Baseball at the Metrodome Coming to an End, Chicago White Sox Fans Rejoice

Joe SlowikCorrespondent IJuly 12, 2009

MINNEAPOLIS, MN - APRIL 6: The national anthem is played at the Minnesota Twins Opening Day game against the Seattle Mariners on April 6, 2009 at the Metrodome in Minneapolis, Minnesota. (Photo by Scott A. Schneider/Getty Images)

Sox fans dread the annual trips to the Hubert H. Humphrey Metrodome.

Bad things seem to happen to the Palehose on a regular basis in that building. Well-hit fly balls that would be well out of the park in Chicago fail to reach the seats. Routine grounders turn into Twins' singles on the Astroturf. All types of liners and bloopers result in extra bases for the Twins while the Sox have to fight and claw for every single.  

Even when the Sox win in Minnesota like they did today, it turns out to be a major challenge. Despite leading by five runs on two separate occasions, the Sox needed a double play with the tying run on second to finally clinch the game.

The Twins have finished ahead of the Sox in the standings for most of this decade, and the head-to-head results in that park have been a major factor. The Sox are 33-48 in the Metrodome since the Sox division title in 2000.

They went 2-7 in the Dome in 2003 when they finished four games behind the Twins in the standings, and it took a miracle to avoid a similar result last season when they went 1-8 in Minnesota.

Though it doesn't make Sox fans feel any better, they're not the only ones to be victimized by the Twins' home-field advantage. The Twins have finished with a winning percentage of 60 percent at home in five of the last seven years and are 27-20 so far in 2009.

The Twins have successfully built their team to win in their park for the last several years. The Metrodome is a below average park for homeruns that generally allows a decent number of doubles and triples, with plenty of singles thanks to the hard surface and quick infield.

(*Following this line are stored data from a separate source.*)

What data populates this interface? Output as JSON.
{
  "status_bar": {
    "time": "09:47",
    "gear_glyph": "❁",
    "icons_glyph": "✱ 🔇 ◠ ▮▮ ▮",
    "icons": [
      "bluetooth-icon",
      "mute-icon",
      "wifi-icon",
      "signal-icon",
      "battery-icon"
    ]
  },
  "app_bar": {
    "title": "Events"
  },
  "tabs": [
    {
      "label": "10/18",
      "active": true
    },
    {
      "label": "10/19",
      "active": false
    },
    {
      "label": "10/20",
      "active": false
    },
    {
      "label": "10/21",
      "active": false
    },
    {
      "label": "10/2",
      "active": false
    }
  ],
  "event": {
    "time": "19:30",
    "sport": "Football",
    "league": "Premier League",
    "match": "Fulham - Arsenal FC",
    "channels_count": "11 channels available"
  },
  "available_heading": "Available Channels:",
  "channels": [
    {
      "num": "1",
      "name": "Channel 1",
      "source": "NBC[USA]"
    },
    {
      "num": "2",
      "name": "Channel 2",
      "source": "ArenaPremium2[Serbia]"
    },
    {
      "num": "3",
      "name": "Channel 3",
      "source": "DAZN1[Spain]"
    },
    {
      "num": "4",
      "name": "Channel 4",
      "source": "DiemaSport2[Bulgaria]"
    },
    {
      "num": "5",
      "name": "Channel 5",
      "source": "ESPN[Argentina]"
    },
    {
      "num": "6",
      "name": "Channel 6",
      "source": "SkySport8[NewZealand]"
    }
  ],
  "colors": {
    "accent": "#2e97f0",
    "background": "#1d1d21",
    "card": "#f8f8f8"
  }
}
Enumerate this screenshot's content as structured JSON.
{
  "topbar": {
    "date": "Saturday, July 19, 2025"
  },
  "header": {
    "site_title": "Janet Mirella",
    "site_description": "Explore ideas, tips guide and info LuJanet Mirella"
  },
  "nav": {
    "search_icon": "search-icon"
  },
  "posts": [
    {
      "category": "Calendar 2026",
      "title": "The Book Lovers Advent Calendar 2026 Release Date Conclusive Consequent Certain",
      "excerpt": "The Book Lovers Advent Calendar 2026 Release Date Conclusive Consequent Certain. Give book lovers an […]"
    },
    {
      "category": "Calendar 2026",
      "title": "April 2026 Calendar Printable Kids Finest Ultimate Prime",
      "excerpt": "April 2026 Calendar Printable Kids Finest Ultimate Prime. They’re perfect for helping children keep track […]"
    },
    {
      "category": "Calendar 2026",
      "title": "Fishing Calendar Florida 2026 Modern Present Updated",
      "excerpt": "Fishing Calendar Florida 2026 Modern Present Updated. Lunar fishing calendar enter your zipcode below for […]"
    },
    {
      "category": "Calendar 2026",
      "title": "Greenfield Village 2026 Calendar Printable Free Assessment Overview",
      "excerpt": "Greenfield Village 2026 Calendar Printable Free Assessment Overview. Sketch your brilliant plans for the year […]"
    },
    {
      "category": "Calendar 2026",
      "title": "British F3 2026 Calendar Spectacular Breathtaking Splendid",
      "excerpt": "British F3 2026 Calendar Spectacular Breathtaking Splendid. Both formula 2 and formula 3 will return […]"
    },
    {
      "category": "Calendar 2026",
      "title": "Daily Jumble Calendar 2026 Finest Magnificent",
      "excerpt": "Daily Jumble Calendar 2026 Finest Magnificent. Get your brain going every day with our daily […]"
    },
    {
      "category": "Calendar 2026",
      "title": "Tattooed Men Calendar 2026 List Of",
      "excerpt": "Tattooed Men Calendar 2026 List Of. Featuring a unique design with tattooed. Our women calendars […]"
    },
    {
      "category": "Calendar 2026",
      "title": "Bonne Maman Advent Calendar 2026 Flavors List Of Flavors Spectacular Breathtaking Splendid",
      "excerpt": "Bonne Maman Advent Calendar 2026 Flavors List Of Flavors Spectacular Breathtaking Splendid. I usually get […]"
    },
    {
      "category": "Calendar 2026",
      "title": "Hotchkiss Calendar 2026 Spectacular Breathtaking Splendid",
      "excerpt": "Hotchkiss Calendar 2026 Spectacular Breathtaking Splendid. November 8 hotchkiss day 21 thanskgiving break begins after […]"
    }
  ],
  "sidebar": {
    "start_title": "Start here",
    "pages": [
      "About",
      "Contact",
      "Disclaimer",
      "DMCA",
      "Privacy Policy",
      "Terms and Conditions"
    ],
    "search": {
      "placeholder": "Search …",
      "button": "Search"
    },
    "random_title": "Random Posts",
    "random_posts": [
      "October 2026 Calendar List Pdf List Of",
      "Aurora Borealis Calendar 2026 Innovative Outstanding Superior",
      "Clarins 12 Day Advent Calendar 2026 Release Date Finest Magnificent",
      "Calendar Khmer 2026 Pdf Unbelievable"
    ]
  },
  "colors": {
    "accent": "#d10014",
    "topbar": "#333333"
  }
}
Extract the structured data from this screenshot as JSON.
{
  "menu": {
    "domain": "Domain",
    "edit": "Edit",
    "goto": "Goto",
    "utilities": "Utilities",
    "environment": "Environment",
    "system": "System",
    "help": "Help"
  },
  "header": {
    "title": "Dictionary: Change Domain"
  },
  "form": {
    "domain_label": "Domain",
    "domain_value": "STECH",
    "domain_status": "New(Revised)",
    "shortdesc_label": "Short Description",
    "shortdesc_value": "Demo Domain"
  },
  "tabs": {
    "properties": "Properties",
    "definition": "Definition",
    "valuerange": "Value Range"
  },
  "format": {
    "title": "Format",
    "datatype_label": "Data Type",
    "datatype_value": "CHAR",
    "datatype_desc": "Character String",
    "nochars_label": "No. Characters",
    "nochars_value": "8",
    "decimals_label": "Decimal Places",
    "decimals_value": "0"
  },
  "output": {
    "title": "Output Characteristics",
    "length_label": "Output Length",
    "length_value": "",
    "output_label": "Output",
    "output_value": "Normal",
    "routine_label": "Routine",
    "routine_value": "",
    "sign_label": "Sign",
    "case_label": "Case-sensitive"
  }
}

Using strong defensive teams that also feature good contact hitters, team speed and pitchers with strong control, they have thrived of late despite a low payroll.

From the Sox perspective, their team couldn't be much more poorly constructed to win in the dome. Recent Sox teams have been built around powerful sluggers with limited speed. While that approach has been fairly effective in the much more hitter-friendly US Cellular Field, they often struggle to string together hits in Minnesota.

There also seems to be a mental aspect to their struggles, when things start to go wrong for the Sox they rarely seem to recover.

That is why this writer, like many Sox fans I'm sure, was quite happy to hear that the Twins' new park that will open next year will be an outdoor stadium on natural turf. While the dimensions are relatively similar, it's hard to imagine that the natural field will play anything like the old turf field, and the wind should be a factor.

These changes could drastically change the dynamics of the Central Division in the future. If the Twins lose that home-field advantage that has helped them so much in the past, that will make things considerably easier for their rivals.

If nothing else it will make me feel better knowing that my least favorite park that is home to my least favorite team will no longer be there after this season.